季殊然很是哀怨地睇了老人一眼,微顿后,忽然就笑了,“老爷子,您可别后悔,往后您请我喝估计也请不到了。”或许,他以后便没机会与跟前这老人如此打闹了媲。
“无妨!”赵总管无所谓地抿了口茶。昏暗烛光中,那深刻眼纹好似不着痕迹地微微颤了颤。
季殊然退开一步,细细望了望赵总管,莹莹双眼里,尽是琥珀般澄澈之色,仿似要将跟前之人一丝一丝地纳入眼底一般。良久,他才恍惚笑开,有些小孩子气地在赵总管跟前摊开了手,那手上,有着历经风雨漂泊的沧桑,“老爷子,给我点银两花花吧!”此刻,从来玩世不恭的季殊然像及了那向父亲毫无顾忌要钱的孩子。
赵总管眼一横,不客气地道:“你小子又惹麻烦了!”
季殊然无关紧要地笑了笑,“好像是,而且这次需要多点银两才能解决的。”其实,他只是想耍赖一次,只是想最后一次像个孩子一般的耍赖一次而已!
赵总管叹了口气,放下手中茶杯,起身挪到钱柜处,取了个铁盒出来。他摇头颇为无奈地道:“这么大的一个人了,还如此让人清闲不得!”

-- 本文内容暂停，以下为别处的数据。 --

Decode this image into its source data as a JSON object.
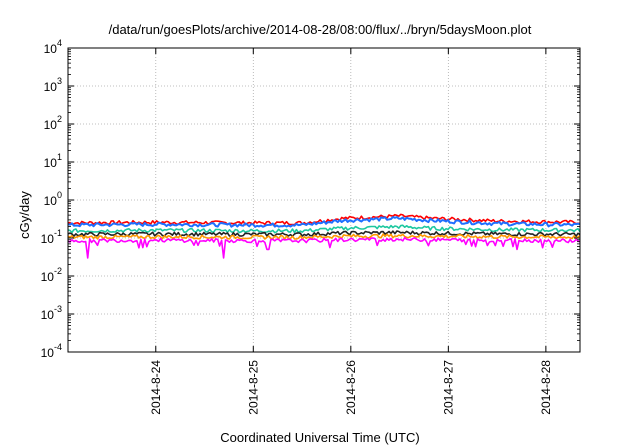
{
  "chart_data": {
    "type": "line",
    "title": "/data/run/goesPlots/archive/2014-08-28/08:00/flux/../bryn/5daysMoon.plot",
    "xlabel": "Coordinated Universal Time (UTC)",
    "ylabel": "cGy/day",
    "yscale": "log",
    "ylim": [
      0.0001,
      10000
    ],
    "xlim_days_from_2014_08_23": [
      0.1,
      5.35
    ],
    "x_ticks": [
      "2014-8-24",
      "2014-8-25",
      "2014-8-26",
      "2014-8-27",
      "2014-8-28"
    ],
    "y_ticks": [
      {
        "base": "10",
        "exp": "-4"
      },
      {
        "base": "10",
        "exp": "-3"
      },
      {
        "base": "10",
        "exp": "-2"
      },
      {
        "base": "10",
        "exp": "-1"
      },
      {
        "base": "10",
        "exp": "0"
      },
      {
        "base": "10",
        "exp": "1"
      },
      {
        "base": "10",
        "exp": "2"
      },
      {
        "base": "10",
        "exp": "3"
      },
      {
        "base": "10",
        "exp": "4"
      }
    ],
    "grid": true,
    "series": [
      {
        "color": "#ff0000",
        "x": [
          "2014-08-23 02:24",
          "2014-08-24 00:00",
          "2014-08-25 00:00",
          "2014-08-25 12:00",
          "2014-08-25 22:00",
          "2014-08-26 12:00",
          "2014-08-26 20:00",
          "2014-08-27 12:00",
          "2014-08-28 08:24"
        ],
        "values": [
          0.25,
          0.26,
          0.25,
          0.25,
          0.33,
          0.38,
          0.33,
          0.28,
          0.26
        ]
      },
      {
        "color": "#1e6fff",
        "x": [
          "2014-08-23 02:24",
          "2014-08-24 00:00",
          "2014-08-25 00:00",
          "2014-08-25 12:00",
          "2014-08-25 22:00",
          "2014-08-26 12:00",
          "2014-08-26 20:00",
          "2014-08-27 12:00",
          "2014-08-28 08:24"
        ],
        "values": [
          0.22,
          0.23,
          0.22,
          0.22,
          0.29,
          0.33,
          0.29,
          0.24,
          0.22
        ]
      },
      {
        "color": "#1ec8a0",
        "x": [
          "2014-08-23 02:24",
          "2014-08-24 00:00",
          "2014-08-25 00:00",
          "2014-08-25 12:00",
          "2014-08-25 22:00",
          "2014-08-26 12:00",
          "2014-08-26 20:00",
          "2014-08-27 12:00",
          "2014-08-28 08:24"
        ],
        "values": [
          0.155,
          0.16,
          0.155,
          0.155,
          0.18,
          0.2,
          0.18,
          0.165,
          0.16
        ]
      },
      {
        "color": "#222222",
        "x": [
          "2014-08-23 02:24",
          "2014-08-24 00:00",
          "2014-08-25 00:00",
          "2014-08-25 12:00",
          "2014-08-25 22:00",
          "2014-08-26 12:00",
          "2014-08-26 20:00",
          "2014-08-27 12:00",
          "2014-08-28 08:24"
        ],
        "values": [
          0.125,
          0.128,
          0.125,
          0.125,
          0.135,
          0.14,
          0.135,
          0.128,
          0.125
        ]
      },
      {
        "color": "#ff9900",
        "x": [
          "2014-08-23 02:24",
          "2014-08-24 00:00",
          "2014-08-25 00:00",
          "2014-08-25 12:00",
          "2014-08-25 22:00",
          "2014-08-26 12:00",
          "2014-08-26 20:00",
          "2014-08-27 12:00",
          "2014-08-28 08:24"
        ],
        "values": [
          0.105,
          0.108,
          0.105,
          0.105,
          0.112,
          0.115,
          0.112,
          0.108,
          0.105
        ]
      },
      {
        "color": "#ff00ff",
        "x": [
          "2014-08-23 02:24",
          "2014-08-24 00:00",
          "2014-08-25 00:00",
          "2014-08-25 12:00",
          "2014-08-25 22:00",
          "2014-08-26 12:00",
          "2014-08-26 20:00",
          "2014-08-27 12:00",
          "2014-08-28 08:24"
        ],
        "values": [
          0.085,
          0.088,
          0.085,
          0.085,
          0.09,
          0.093,
          0.09,
          0.088,
          0.085
        ],
        "dips": [
          {
            "x": "2014-08-23 07:12",
            "value": 0.03
          },
          {
            "x": "2014-08-24 16:48",
            "value": 0.03
          },
          {
            "x": "2014-08-27 16:48",
            "value": 0.05
          },
          {
            "x": "2014-08-25 03:36",
            "value": 0.05
          }
        ]
      }
    ]
  }
}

季殊然毫不知羞地投了那铁盒一眼,诡异地笑:“您老看来有不少私房钱呢!”
赵总管白了季殊然一眼,只道:“莫不是都给你得了!”
“好啊!”季殊然不客气地应道,说话间他还当真伸手接过了那个铁盒。一阵翻腾,他从中取出一个大袋子,银两碰撞的响声清脆响过。季殊然就那么将那盒内的银两毫无顾忌地取走了。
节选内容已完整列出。